Старшая мастерица пустилась было в объяснения.
— Вот когда проживете с мое…
Но ее никто не слушал, работницы наперебой предлагали позвать с улицы старого господина, чтобы он зажег потухший огонь г-жи Лера.
Надо было видеть, как хохотала Нана среди этого повального веселья! Она не пропускала ни одной двусмысленности, откапывала такие словечки, что просто лопалась от гордости, и победоносно встряхивала головой. Среди порока и распущенности она чувствовала себя как рыба в воде. И, корчась от смеха, она ни на минуту не переставала крутить стебельки фиалок. Да еще как здорово — быстрее, чем опытный курильщик свертывает папиросу. Одно ловкое движение руки, и узкая полоска зеленой бумаги как бы сама накручивалась на латунную проволоку; капелька клея падала на ее верхний кончик, и зеленый стебелек был готов, да притом такой свежий, такой изящный, что оставалось лишь приколоть его к корсажу, чтобы украсить дамский наряд. Шик был в самих пальцах Нана, тонких, нежных и гибких, словно бескостных пальцах потаскушки. Только этому она и научилась в мастерской. Зато ей одной поручали делать стебельки — так хорошо они у нее получались.
Между тем пожилой господин, все время стоявший на улице, наконец ушел. Девушки понемногу успокоились и усердно работали, несмотря на удушливую жару. Когда пробило двенадцать и наступил обеденный перерыв, все встрепенулись. Нана подскочила к окну и тут же предложила подругам сбегать за покупками, Леони заказала ей на два су креветок, Огюстина — фунтик жареного картофеля, Лиза — пучок редиски, Софи — сосисок. Нана уже спускалась по лестнице, когда ее нагнала г-жа Лера, широко шагая своими длинными ногами: тетке показалось подозрительным, что девчонку сегодня все время тянет к окну.
Едва они вышли из подъезда, как заметили пожилого господина: он стоял как на часах и, увидя Нана, подмигнул ей. Девчонка залилась краской. Тетка схватила ее под руку и потащила за собой, а незнакомый господин бросился вслед за ними. Так, значит, этот кавалер бегает за Нана! С пятнадцати лет заводить шашни с мужчинами! Ну и поведение! И г-жа Лера тут же приступила к допросу. Бог ты мой, Нана и сама ничего не знает; он преследует ее вот уже пятый день, она носу не может высунуть на улицу, чтобы не наткнуться на него; кажется, он коммерсант; говорят, у него пуговичная фабрика. Эти слова произвели на г-жу Лера сильное впечатление. Она обернулась и украдкой взглянула на господина.

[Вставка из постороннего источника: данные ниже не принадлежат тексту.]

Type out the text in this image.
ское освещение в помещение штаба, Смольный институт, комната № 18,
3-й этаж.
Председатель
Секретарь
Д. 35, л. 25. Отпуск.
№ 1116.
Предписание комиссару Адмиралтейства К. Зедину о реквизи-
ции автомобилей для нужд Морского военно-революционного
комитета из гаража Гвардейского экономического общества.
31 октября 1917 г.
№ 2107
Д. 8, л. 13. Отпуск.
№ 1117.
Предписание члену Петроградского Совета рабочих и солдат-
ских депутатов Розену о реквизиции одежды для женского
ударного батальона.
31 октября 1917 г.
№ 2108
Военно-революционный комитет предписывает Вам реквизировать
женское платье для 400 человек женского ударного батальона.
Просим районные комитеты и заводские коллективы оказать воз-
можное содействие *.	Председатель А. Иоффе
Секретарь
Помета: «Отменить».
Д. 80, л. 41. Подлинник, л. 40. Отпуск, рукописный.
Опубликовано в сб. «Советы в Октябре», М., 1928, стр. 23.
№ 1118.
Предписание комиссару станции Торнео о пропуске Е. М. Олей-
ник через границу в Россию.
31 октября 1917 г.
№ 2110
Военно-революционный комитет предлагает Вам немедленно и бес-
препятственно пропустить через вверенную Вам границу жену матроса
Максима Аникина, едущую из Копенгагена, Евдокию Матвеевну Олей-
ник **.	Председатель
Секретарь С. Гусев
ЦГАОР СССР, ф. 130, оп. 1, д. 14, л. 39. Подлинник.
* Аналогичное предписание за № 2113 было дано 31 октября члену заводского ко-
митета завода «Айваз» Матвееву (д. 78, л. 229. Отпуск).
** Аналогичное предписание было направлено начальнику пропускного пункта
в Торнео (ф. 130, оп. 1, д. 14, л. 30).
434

— Да, сразу видно, что он при деньгах, — прошептала она. — Послушай, кошечка, ты должна мне все рассказать. Тебе нечего меня бояться.
Беседуя, они бегали по лавкам, зашли в колбасную, в зеленную, в мясную. Количество свертков в промасленной бумаге все увеличивалось. Нести их было неловко, но тетка и племянница были в прекрасном настроении, они вихляли бедрами, задорно смеялись и посматривали на господина блестящими глазами. Г-жа Лера тоже кокетничала, она разыгрывала из себя молоденькую девушку ради пуговичного фабриканта, который по-прежнему ходил за ними следом.